Hoy nadie discute la tradición. Da igual si las uvas están peladas, en lata o sustituidas por gominolas. El gesto sigue teniendo algo casi sagrado. Un momento de silencio colectivo, de miradas al reloj, de deseos que no se dicen en voz alta pero que todos compartimos.
Cuando el mar, el fuego o el agua sustituyen a las uvas

En Brasil, la Nochevieja se vive mirando al mar. Miles de personas vestidas de blanco se reúnen en playas como Copacabana para saltar siete olas justo después de medianoche. Cada salto representa un deseo.
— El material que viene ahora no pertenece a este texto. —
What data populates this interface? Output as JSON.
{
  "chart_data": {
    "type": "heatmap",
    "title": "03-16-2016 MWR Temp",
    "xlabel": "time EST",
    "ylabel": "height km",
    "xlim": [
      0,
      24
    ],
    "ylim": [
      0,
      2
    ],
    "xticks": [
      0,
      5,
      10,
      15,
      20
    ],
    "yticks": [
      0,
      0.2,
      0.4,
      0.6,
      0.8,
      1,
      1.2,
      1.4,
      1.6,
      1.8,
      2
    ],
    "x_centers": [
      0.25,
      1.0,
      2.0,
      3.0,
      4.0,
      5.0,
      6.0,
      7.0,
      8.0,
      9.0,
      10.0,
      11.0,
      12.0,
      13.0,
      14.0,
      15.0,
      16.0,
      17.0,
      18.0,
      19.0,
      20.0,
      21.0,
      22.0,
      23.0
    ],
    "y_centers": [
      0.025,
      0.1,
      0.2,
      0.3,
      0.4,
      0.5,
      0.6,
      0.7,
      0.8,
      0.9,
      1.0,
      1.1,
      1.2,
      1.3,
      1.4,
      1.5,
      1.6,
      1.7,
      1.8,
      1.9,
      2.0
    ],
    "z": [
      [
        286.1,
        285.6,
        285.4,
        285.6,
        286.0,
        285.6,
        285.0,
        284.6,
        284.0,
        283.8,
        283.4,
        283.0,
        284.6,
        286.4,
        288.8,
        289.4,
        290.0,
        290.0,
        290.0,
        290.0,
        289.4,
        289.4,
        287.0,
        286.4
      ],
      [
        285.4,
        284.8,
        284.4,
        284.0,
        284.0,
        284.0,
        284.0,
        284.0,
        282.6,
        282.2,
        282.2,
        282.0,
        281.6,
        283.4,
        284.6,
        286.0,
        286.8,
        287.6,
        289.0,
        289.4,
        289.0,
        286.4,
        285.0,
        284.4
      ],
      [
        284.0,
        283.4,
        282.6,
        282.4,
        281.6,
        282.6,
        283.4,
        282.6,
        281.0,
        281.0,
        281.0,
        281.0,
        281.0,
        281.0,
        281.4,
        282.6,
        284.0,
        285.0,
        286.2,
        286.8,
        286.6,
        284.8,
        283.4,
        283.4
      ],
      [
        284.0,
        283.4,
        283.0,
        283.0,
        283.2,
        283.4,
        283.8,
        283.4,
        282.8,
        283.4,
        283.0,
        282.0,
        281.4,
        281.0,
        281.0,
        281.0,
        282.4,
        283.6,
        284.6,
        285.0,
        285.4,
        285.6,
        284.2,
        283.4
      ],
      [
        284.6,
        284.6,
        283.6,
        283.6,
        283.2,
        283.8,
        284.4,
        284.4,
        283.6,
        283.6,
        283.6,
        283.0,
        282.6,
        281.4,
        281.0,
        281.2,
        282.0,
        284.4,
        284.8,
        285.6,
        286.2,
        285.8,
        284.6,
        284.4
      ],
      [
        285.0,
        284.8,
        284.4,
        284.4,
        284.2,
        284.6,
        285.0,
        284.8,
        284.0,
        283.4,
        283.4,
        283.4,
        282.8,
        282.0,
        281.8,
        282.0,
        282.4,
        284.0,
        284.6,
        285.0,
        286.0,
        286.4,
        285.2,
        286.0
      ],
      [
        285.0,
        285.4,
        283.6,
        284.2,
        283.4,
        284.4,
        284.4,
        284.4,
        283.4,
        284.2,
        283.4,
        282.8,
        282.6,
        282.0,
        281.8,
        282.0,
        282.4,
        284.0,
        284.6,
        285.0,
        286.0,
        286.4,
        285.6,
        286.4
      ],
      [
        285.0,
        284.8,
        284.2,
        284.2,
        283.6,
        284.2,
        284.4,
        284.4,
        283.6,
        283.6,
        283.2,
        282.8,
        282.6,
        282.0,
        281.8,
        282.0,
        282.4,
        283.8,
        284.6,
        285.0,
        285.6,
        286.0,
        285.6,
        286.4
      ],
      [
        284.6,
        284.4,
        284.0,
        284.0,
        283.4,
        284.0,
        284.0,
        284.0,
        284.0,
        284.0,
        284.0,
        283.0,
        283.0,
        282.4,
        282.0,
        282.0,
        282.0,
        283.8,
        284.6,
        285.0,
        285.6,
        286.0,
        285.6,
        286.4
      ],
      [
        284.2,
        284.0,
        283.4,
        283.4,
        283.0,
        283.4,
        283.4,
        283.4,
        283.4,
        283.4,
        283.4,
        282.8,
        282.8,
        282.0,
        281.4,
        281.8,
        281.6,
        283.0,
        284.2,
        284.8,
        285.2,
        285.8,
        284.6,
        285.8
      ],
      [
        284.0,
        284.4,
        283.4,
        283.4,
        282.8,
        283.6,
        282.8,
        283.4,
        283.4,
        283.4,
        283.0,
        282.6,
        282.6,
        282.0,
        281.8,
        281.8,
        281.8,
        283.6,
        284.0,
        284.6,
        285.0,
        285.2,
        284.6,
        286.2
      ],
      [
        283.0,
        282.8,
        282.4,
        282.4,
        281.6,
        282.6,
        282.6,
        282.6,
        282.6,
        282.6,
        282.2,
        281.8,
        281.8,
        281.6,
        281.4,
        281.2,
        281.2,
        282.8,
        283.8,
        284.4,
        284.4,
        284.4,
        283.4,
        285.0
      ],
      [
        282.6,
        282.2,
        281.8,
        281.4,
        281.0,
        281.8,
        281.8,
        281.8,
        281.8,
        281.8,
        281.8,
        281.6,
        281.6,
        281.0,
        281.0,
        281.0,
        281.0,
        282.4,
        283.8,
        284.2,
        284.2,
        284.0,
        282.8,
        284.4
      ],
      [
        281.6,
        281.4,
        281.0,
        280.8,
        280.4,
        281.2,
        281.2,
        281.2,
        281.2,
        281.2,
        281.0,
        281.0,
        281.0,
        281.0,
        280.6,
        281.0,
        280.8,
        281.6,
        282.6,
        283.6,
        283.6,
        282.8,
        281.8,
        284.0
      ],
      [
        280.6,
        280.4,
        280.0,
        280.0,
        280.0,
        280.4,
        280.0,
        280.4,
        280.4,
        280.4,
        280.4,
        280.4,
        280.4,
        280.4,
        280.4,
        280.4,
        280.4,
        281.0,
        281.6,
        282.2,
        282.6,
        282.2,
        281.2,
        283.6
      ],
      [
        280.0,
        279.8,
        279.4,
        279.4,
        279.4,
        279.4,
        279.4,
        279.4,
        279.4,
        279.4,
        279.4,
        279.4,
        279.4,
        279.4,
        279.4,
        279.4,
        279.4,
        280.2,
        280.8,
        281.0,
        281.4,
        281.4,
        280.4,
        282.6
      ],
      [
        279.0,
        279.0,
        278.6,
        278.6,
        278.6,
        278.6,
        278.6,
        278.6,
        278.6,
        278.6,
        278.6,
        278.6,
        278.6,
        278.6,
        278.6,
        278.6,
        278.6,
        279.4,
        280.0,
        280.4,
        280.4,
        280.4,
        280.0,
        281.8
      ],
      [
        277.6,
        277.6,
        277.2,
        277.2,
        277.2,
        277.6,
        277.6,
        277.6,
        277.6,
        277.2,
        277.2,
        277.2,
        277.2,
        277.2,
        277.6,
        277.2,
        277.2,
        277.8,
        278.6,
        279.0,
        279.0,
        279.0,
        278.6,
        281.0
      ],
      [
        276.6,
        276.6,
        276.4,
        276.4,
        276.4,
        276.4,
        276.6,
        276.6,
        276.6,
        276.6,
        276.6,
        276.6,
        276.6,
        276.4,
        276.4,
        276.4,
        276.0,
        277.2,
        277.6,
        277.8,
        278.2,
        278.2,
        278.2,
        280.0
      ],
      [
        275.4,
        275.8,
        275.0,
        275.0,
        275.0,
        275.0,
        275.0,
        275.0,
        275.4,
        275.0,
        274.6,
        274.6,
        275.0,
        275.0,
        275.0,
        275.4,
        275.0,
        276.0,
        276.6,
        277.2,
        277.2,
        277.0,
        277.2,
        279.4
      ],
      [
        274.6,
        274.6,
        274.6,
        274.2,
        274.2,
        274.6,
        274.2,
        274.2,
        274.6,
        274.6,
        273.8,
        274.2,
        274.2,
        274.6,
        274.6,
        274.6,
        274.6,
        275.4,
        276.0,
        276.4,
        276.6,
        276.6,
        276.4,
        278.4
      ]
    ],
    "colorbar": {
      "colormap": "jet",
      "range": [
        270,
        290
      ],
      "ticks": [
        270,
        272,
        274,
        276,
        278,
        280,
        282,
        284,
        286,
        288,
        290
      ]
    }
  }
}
Después llegan las ofrendas a Yemayá, la diosa del mar, flores, collares, velas que flotan o se hunden, según la suerte.
En otros países de América Latina, el ritual pasa por limpiar. En Puerto Rico o Uruguay es habitual lanzar cubos de agua por la ventana para expulsar lo malo del año que se va. En Argentina, además, se barren simbólicamente las malas energías, mientras que en Colombia se queman muñecos que representan todo lo negativo vivido durante el año.
Visto desde fuera, puede parecer exagerado. Pero el trasfondo es el mismo que el de nuestras uvas, cerrar una etapa. Cambia el escenario, cambian los objetos, pero la necesidad de empezar de cero es universal.
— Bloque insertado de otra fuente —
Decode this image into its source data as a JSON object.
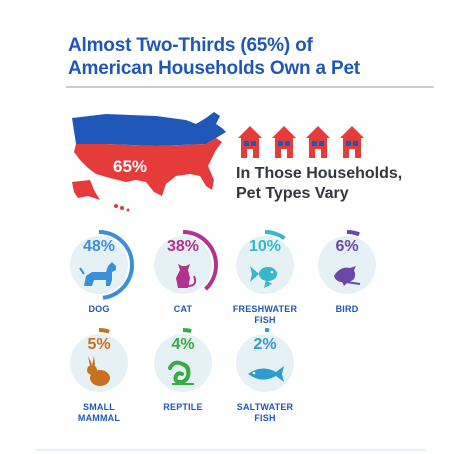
{
  "title": {
    "line1": "Almost Two-Thirds (65%) of",
    "line2": "American Households Own a Pet"
  },
  "map": {
    "percent": "65%"
  },
  "subhead": {
    "line1": "In Those Households,",
    "line2": "Pet Types Vary"
  },
  "colors": {
    "blue": "#1f57b8",
    "red": "#e53b3b",
    "dog": "#3b8fd6",
    "cat": "#b3318f",
    "fish": "#35b8c9",
    "bird": "#6a48a8",
    "mammal": "#c7701d",
    "reptile": "#36ab3f",
    "saltfish": "#2f9ccf",
    "circle": "#e6f1f5"
  },
  "pets": [
    {
      "id": "dog",
      "percent": "48%",
      "fraction": 0.48,
      "label1": "DOG",
      "label2": "",
      "label3": "",
      "icon": "dog-icon"
    },
    {
      "id": "cat",
      "percent": "38%",
      "fraction": 0.38,
      "label1": "CAT",
      "label2": "",
      "label3": "",
      "icon": "cat-icon"
    },
    {
      "id": "fish",
      "percent": "10%",
      "fraction": 0.1,
      "label1": "FRESHWATER",
      "label2": "FISH",
      "label3": "",
      "icon": "goldfish-icon"
    },
    {
      "id": "bird",
      "percent": "6%",
      "fraction": 0.06,
      "label1": "BIRD",
      "label2": "",
      "label3": "",
      "icon": "bird-icon"
    },
    {
      "id": "mammal",
      "percent": "5%",
      "fraction": 0.05,
      "label1": "SMALL",
      "label2": "MAMMAL",
      "label3": "",
      "icon": "rabbit-icon"
    },
    {
      "id": "reptile",
      "percent": "4%",
      "fraction": 0.04,
      "label1": "REPTILE",
      "label2": "",
      "label3": "",
      "icon": "chameleon-icon"
    },
    {
      "id": "saltfish",
      "percent": "2%",
      "fraction": 0.02,
      "label1": "SALTWATER",
      "label2": "FISH",
      "label3": "",
      "icon": "fish-icon"
    }
  ]
}
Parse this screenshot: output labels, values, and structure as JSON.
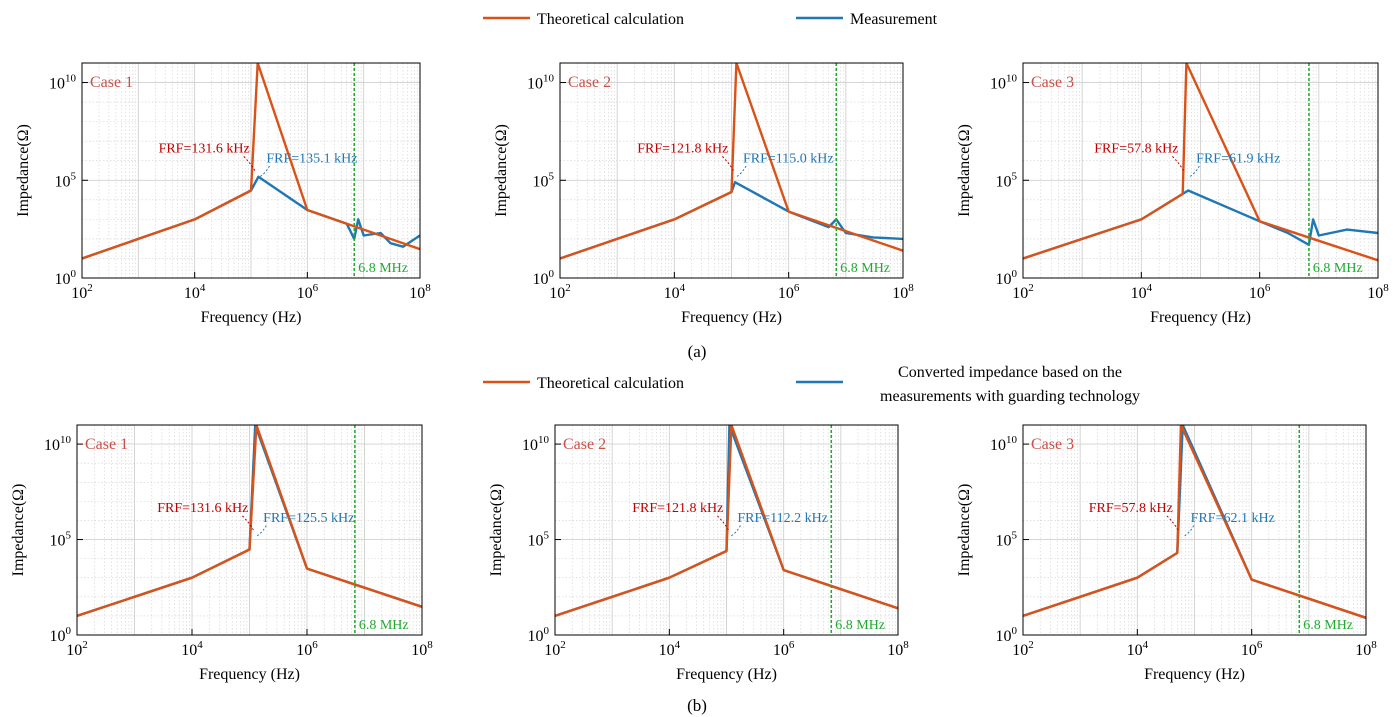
{
  "colors": {
    "theory": "#d95319",
    "measure": "#1f77b4",
    "frf_theory": "#c00000",
    "frf_measure": "#1f77b4",
    "marker": "#1faa2f",
    "case_label": "#c8514a",
    "grid": "#d0d0d0"
  },
  "legend_a": {
    "theory": "Theoretical calculation",
    "measure": "Measurement"
  },
  "legend_b": {
    "theory": "Theoretical calculation",
    "measure_line1": "Converted impedance based on the",
    "measure_line2": "measurements with guarding technology"
  },
  "panel_labels": {
    "a": "(a)",
    "b": "(b)"
  },
  "chart_data": [
    {
      "type": "line",
      "row": "a",
      "case": "Case 1",
      "xlabel": "Frequency (Hz)",
      "ylabel": "Impedance(Ω)",
      "x_scale": "log",
      "y_scale": "log",
      "xlim": [
        100,
        100000000
      ],
      "ylim": [
        1,
        100000000000.0
      ],
      "x_ticks": [
        "10^2",
        "10^4",
        "10^6",
        "10^8"
      ],
      "y_ticks": [
        "10^0",
        "10^5",
        "10^10"
      ],
      "grid": true,
      "marker_freq_hz": 6800000,
      "marker_label": "6.8 MHz",
      "frf_theory_label": "FRF=131.6 kHz",
      "frf_measure_label": "FRF=135.1 kHz",
      "series": [
        {
          "name": "Theoretical calculation",
          "frf_hz": 131600,
          "x": [
            100,
            1000,
            10000,
            100000,
            131600,
            1000000,
            10000000,
            100000000
          ],
          "y": [
            10,
            100,
            1000,
            30000,
            100000000000.0,
            3000,
            300,
            30
          ]
        },
        {
          "name": "Measurement",
          "frf_hz": 135100,
          "x": [
            100,
            1000,
            10000,
            100000,
            135100,
            1000000,
            5000000,
            6800000,
            8000000,
            10000000,
            20000000,
            30000000,
            50000000,
            100000000
          ],
          "y": [
            10,
            100,
            1000,
            30000,
            150000,
            3000,
            600,
            100,
            1000,
            150,
            200,
            60,
            40,
            150
          ]
        }
      ]
    },
    {
      "type": "line",
      "row": "a",
      "case": "Case 2",
      "xlabel": "Frequency (Hz)",
      "ylabel": "Impedance(Ω)",
      "x_scale": "log",
      "y_scale": "log",
      "xlim": [
        100,
        100000000
      ],
      "ylim": [
        1,
        100000000000.0
      ],
      "x_ticks": [
        "10^2",
        "10^4",
        "10^6",
        "10^8"
      ],
      "y_ticks": [
        "10^0",
        "10^5",
        "10^10"
      ],
      "grid": true,
      "marker_freq_hz": 6800000,
      "marker_label": "6.8 MHz",
      "frf_theory_label": "FRF=121.8 kHz",
      "frf_measure_label": "FRF=115.0 kHz",
      "series": [
        {
          "name": "Theoretical calculation",
          "frf_hz": 121800,
          "x": [
            100,
            1000,
            10000,
            100000,
            121800,
            1000000,
            10000000,
            100000000
          ],
          "y": [
            10,
            100,
            1000,
            25000,
            100000000000.0,
            2500,
            250,
            25
          ]
        },
        {
          "name": "Measurement",
          "frf_hz": 115000,
          "x": [
            100,
            1000,
            10000,
            100000,
            115000,
            1000000,
            5000000,
            6800000,
            10000000,
            30000000,
            100000000
          ],
          "y": [
            10,
            100,
            1000,
            25000,
            80000,
            2500,
            400,
            1000,
            200,
            120,
            100
          ]
        }
      ]
    },
    {
      "type": "line",
      "row": "a",
      "case": "Case 3",
      "xlabel": "Frequency (Hz)",
      "ylabel": "Impedance(Ω)",
      "x_scale": "log",
      "y_scale": "log",
      "xlim": [
        100,
        100000000
      ],
      "ylim": [
        1,
        100000000000.0
      ],
      "x_ticks": [
        "10^2",
        "10^4",
        "10^6",
        "10^8"
      ],
      "y_ticks": [
        "10^0",
        "10^5",
        "10^10"
      ],
      "grid": true,
      "marker_freq_hz": 6800000,
      "marker_label": "6.8 MHz",
      "frf_theory_label": "FRF=57.8 kHz",
      "frf_measure_label": "FRF=61.9 kHz",
      "series": [
        {
          "name": "Theoretical calculation",
          "frf_hz": 57800,
          "x": [
            100,
            1000,
            10000,
            50000,
            57800,
            1000000,
            10000000,
            100000000
          ],
          "y": [
            10,
            100,
            1000,
            20000,
            100000000000.0,
            800,
            80,
            8
          ]
        },
        {
          "name": "Measurement",
          "frf_hz": 61900,
          "x": [
            100,
            1000,
            10000,
            50000,
            61900,
            1000000,
            3000000,
            6800000,
            8000000,
            10000000,
            30000000,
            100000000
          ],
          "y": [
            10,
            100,
            1000,
            20000,
            30000,
            800,
            200,
            50,
            1000,
            150,
            300,
            200
          ]
        }
      ]
    },
    {
      "type": "line",
      "row": "b",
      "case": "Case 1",
      "xlabel": "Frequency (Hz)",
      "ylabel": "Impedance(Ω)",
      "x_scale": "log",
      "y_scale": "log",
      "xlim": [
        100,
        100000000
      ],
      "ylim": [
        1,
        100000000000.0
      ],
      "x_ticks": [
        "10^2",
        "10^4",
        "10^6",
        "10^8"
      ],
      "y_ticks": [
        "10^0",
        "10^5",
        "10^10"
      ],
      "grid": true,
      "marker_freq_hz": 6800000,
      "marker_label": "6.8 MHz",
      "frf_theory_label": "FRF=131.6 kHz",
      "frf_measure_label": "FRF=125.5 kHz",
      "series": [
        {
          "name": "Theoretical calculation",
          "frf_hz": 131600,
          "x": [
            100,
            1000,
            10000,
            100000,
            131600,
            1000000,
            10000000,
            100000000
          ],
          "y": [
            10,
            100,
            1000,
            30000,
            100000000000.0,
            3000,
            300,
            30
          ]
        },
        {
          "name": "Converted impedance based on the measurements with guarding technology",
          "frf_hz": 125500,
          "x": [
            100,
            1000,
            10000,
            100000,
            125500,
            1000000,
            10000000,
            100000000
          ],
          "y": [
            10,
            100,
            1000,
            30000,
            100000000000.0,
            3000,
            300,
            30
          ]
        }
      ]
    },
    {
      "type": "line",
      "row": "b",
      "case": "Case 2",
      "xlabel": "Frequency (Hz)",
      "ylabel": "Impedance(Ω)",
      "x_scale": "log",
      "y_scale": "log",
      "xlim": [
        100,
        100000000
      ],
      "ylim": [
        1,
        100000000000.0
      ],
      "x_ticks": [
        "10^2",
        "10^4",
        "10^6",
        "10^8"
      ],
      "y_ticks": [
        "10^0",
        "10^5",
        "10^10"
      ],
      "grid": true,
      "marker_freq_hz": 6800000,
      "marker_label": "6.8 MHz",
      "frf_theory_label": "FRF=121.8 kHz",
      "frf_measure_label": "FRF=112.2 kHz",
      "series": [
        {
          "name": "Theoretical calculation",
          "frf_hz": 121800,
          "x": [
            100,
            1000,
            10000,
            100000,
            121800,
            1000000,
            10000000,
            100000000
          ],
          "y": [
            10,
            100,
            1000,
            25000,
            100000000000.0,
            2500,
            250,
            25
          ]
        },
        {
          "name": "Converted impedance based on the measurements with guarding technology",
          "frf_hz": 112200,
          "x": [
            100,
            1000,
            10000,
            100000,
            112200,
            1000000,
            10000000,
            100000000
          ],
          "y": [
            10,
            100,
            1000,
            25000,
            100000000000.0,
            2500,
            250,
            25
          ]
        }
      ]
    },
    {
      "type": "line",
      "row": "b",
      "case": "Case 3",
      "xlabel": "Frequency (Hz)",
      "ylabel": "Impedance(Ω)",
      "x_scale": "log",
      "y_scale": "log",
      "xlim": [
        100,
        100000000
      ],
      "ylim": [
        1,
        100000000000.0
      ],
      "x_ticks": [
        "10^2",
        "10^4",
        "10^6",
        "10^8"
      ],
      "y_ticks": [
        "10^0",
        "10^5",
        "10^10"
      ],
      "grid": true,
      "marker_freq_hz": 6800000,
      "marker_label": "6.8 MHz",
      "frf_theory_label": "FRF=57.8 kHz",
      "frf_measure_label": "FRF=62.1 kHz",
      "series": [
        {
          "name": "Theoretical calculation",
          "frf_hz": 57800,
          "x": [
            100,
            1000,
            10000,
            50000,
            57800,
            1000000,
            10000000,
            100000000
          ],
          "y": [
            10,
            100,
            1000,
            20000,
            100000000000.0,
            800,
            80,
            8
          ]
        },
        {
          "name": "Converted impedance based on the measurements with guarding technology",
          "frf_hz": 62100,
          "x": [
            100,
            1000,
            10000,
            50000,
            62100,
            1000000,
            10000000,
            100000000
          ],
          "y": [
            10,
            100,
            1000,
            20000,
            100000000000.0,
            800,
            80,
            8
          ]
        }
      ]
    }
  ]
}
Rituales que rozan lo absurdo… o lo genial

Europa tampoco se queda corta en tradiciones llamativas. En Dinamarca, romper platos contra la puerta del vecino es una forma de desearle prosperidad. Cuantos más restos encuentres al día siguiente, mejor te irá el año. En Escocia, la primera persona que cruza el umbral tras la medianoche determina la suerte de la casa, siempre que no sea pelirroja o rubia.
En Japón, el cambio de año se acompaña de 108 campanadas en los templos budistas. No hay comida ni brindis, pero sí un fuerte componente espiritual: cada campanada representa un pecado o deseo mundano que se deja atrás. Es una despedida solemne, casi introspectiva, muy lejos del ruido y la fiesta a los que estamos acostumbrados.
Y luego están las supersticiones más cotidianas, ropa interior roja en España e Italia, amarilla en Colombia, blanca en Brasil. Maletas vacías para atraer viajes, lentejas para llamar al dinero, papeles quemados, deseos escritos y tragados con champán. Cada cultura adapta el ritual a su manera, pero el mensaje siempre es el mismo.
Al final, quizá la tradición más rara no sea ninguna en concreto. Lo verdaderamente curioso es que, estemos donde estemos, seguimos necesitando gestos simbólicos para sentir que el año empieza limpio. Doce uvas, siete olas o un cubo de agua lanzado al vacío. Da igual el método. Lo importante es creer, aunque sea por una noche, que lo mejor todavía está por venir.